Jain Resource Recycling Ltd Mar 2026: Working Capital Bulge Compresses Q4 Operating Margins to 3.5%
Section 1 — At a Glance
Jain Resource Recycling Ltd crossed the milestone of ₹9,543.11 crore in annual sales for the fiscal year ended March 31, 2026, marking an aggressive 48.36% year-on-year growth. Profit After Tax reached ₹347.40 crore, up 54.85% from ₹224.34 crore in the previous fiscal period. Despite this strong annual momentum, a sharp contraction in quarterly profit margins has drawn significant investor attention. Operating profit margin for the final quarter plummeted to 3.53%, down from 7.15% in the preceding December quarter and 5.30% in the prior year’s corresponding period.
The margin squeeze is primarily attributed to a sharp escalation in inventory days and a global contraction in sales realization percentages relative to London Metal Exchange benchmarks during a period of rising base metal prices. While headline performance indicates rapid scale expansion, the underlying cash generation tells a different story. Cash flow from operating activities collapsed to negative ₹601.85 crore for the full year, driven entirely by a massive working capital bulge as inventory expanded from ₹675.23 crore to ₹1,476.72 crore. Investors are weighing the long-term benefits of the company’s aggressive copper segment expansion against these near-term cash constraints and working capital demands. Volatility in input prices can rapidly absorb operational cash flow, making continuous volume expansion a capital-intensive journey regardless of paper accounting profits. The forthcoming execution of domestic value-added processing and international recycling partnerships will determine whether this operational leverage normalizes or continues to stress the balance sheet.
Section 2 — Introduction
Jain Resource Recycling Ltd has rapidly transitioned from its long-standing origins as a localized partnership firm, established in 1953 under the name Jain Metal Rolling Mills, into a listed industrial entity. Reconstituted as a corporate entity in 2022, the company successfully completed a ₹1,250 crore Initial Public Offering in October 2025, which included a fresh capital issue of ₹500 crore targeted at balance sheet deleveraging.
This structural transition comes at a time when the non-ferrous recycling industry is undergoing intense formalization. The company’s recent operational journey includes the scale-up and subsequent rapid discontinuation of its 70%-owned gold and silver refining subsidiary in Sharjah, UAE, highlighting a strategic shift back toward industrial base metals.

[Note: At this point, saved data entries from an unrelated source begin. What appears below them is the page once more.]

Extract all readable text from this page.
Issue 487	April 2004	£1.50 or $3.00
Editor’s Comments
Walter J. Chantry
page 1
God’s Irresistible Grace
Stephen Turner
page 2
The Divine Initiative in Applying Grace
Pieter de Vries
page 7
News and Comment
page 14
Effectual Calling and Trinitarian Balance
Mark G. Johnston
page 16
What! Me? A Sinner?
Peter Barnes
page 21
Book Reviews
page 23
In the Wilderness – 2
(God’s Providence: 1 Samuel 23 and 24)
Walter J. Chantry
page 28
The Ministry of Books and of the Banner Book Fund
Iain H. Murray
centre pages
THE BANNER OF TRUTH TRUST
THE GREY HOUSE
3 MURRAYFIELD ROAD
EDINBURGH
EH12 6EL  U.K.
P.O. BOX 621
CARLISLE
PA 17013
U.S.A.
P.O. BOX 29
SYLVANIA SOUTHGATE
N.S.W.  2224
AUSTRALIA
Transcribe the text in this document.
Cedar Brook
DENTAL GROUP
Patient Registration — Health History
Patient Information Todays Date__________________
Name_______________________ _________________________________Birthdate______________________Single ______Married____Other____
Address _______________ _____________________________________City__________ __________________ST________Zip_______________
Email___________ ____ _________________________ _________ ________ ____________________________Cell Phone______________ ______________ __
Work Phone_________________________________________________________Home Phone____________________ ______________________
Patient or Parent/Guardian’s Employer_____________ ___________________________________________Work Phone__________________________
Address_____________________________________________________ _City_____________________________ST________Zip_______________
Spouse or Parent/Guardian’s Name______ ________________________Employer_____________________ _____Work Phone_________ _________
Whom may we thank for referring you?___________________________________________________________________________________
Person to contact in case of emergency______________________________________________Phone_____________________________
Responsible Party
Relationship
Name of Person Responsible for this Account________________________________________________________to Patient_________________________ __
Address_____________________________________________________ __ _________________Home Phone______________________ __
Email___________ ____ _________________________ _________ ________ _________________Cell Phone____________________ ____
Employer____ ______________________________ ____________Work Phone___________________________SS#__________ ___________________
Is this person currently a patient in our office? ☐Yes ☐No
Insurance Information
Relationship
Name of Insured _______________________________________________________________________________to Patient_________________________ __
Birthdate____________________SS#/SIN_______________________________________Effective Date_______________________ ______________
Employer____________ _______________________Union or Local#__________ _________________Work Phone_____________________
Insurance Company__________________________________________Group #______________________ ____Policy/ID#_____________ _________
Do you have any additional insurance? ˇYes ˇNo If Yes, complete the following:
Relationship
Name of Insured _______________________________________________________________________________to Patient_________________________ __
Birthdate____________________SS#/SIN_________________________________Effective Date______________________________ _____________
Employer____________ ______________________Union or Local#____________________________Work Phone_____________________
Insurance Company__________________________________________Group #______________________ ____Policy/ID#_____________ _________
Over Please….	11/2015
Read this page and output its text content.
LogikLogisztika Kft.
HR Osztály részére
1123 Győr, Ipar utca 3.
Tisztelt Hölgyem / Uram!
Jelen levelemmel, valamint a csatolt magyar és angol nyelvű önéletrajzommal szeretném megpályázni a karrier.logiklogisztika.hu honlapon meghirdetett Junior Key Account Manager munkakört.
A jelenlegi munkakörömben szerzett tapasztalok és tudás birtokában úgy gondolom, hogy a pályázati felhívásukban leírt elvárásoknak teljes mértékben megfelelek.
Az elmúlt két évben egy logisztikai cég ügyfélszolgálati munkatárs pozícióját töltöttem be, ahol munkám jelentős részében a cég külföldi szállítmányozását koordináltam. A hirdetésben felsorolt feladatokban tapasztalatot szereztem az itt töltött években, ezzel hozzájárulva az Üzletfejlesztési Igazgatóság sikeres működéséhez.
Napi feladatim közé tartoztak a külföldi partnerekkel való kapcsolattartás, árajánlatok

With full-year financial data available for the period ending March 2026, this analysis looks beneath the top-line growth to evaluate the structural integrity of the company’s profitability, its working capital cycles, and the real-world execution of its massive capital expenditure pipeline.
Section 3 — Business Model: WTF Do They Even Do?
Jain Resource Recycling Ltd is essentially an industrial scavenger hunting for non-ferrous scrap across 120 countries, bringing it back to Chennai, and turning it into high-purity metal ingots. They operate across three primary material divisions: copper, lead, and aluminium. The business model relies on buying scrap, breaking it down through automated processing lines, and refining it into commercial-grade products like London Metal Exchange-registered lead ingots, copper billets, and aluminium alloys.
The revenue mix has rapidly tilted toward copper and copper ingots, which now command 55% of the total top line, followed by lead and lead alloy ingots at 40%, and aluminium making up the remainder. While they serve major domestic customers like Luminous Power and Vedanta-Sterlite Copper, their business is heavily geared toward global trade, with exports to countries like Singapore, China, and South Korea making up 62% of their sales. It is a classic high-volume, low-margin arbitrage business. They must constantly manage the risk between global scrap purchase formulas and volatile LME commodity prices, hoping that their internal hedging mechanisms protect them from getting caught in downward price spirals.
Section 4 — Financials Overview
Figures are consolidated, in ₹ crore.
Quarterly Performance Analysis
The performance metrics across the trailing quarters and corresponding periods demonstrate a distinct pattern of accelerating top-line growth coupled with localized margin compression.
Metric
Latest Quarter (Mar 2026)
YoY (Mar 2025)
QoQ (Dec 2025)
Revenue
3,104.98
1,760.02
2,775.17
EBITDA / Operating Profit
109.70
93.35
198.56
PAT
66.03
52.53
126.25
EPS (₹)
1.91
1.62
3.66
While revenue grew by 76.42% year-on-year in the March 2026 quarter, operating profits fell 44.75% on a sequential basis. This divergence highlights a fundamental reality of the recycling sector: top-line expansion driven purely by commodity price increases provides a false signal of financial health if operating expenses absorb the incremental gains.
Did Management Walk the Talk?
During the investor interactions in February 2026, management acknowledged a widening cash conversion cycle, which had reached 82 days, and gave explicit guidance that inventory levels would normalize, pulling the net working capital cycle down to 60–65 days by the close of the fiscal year.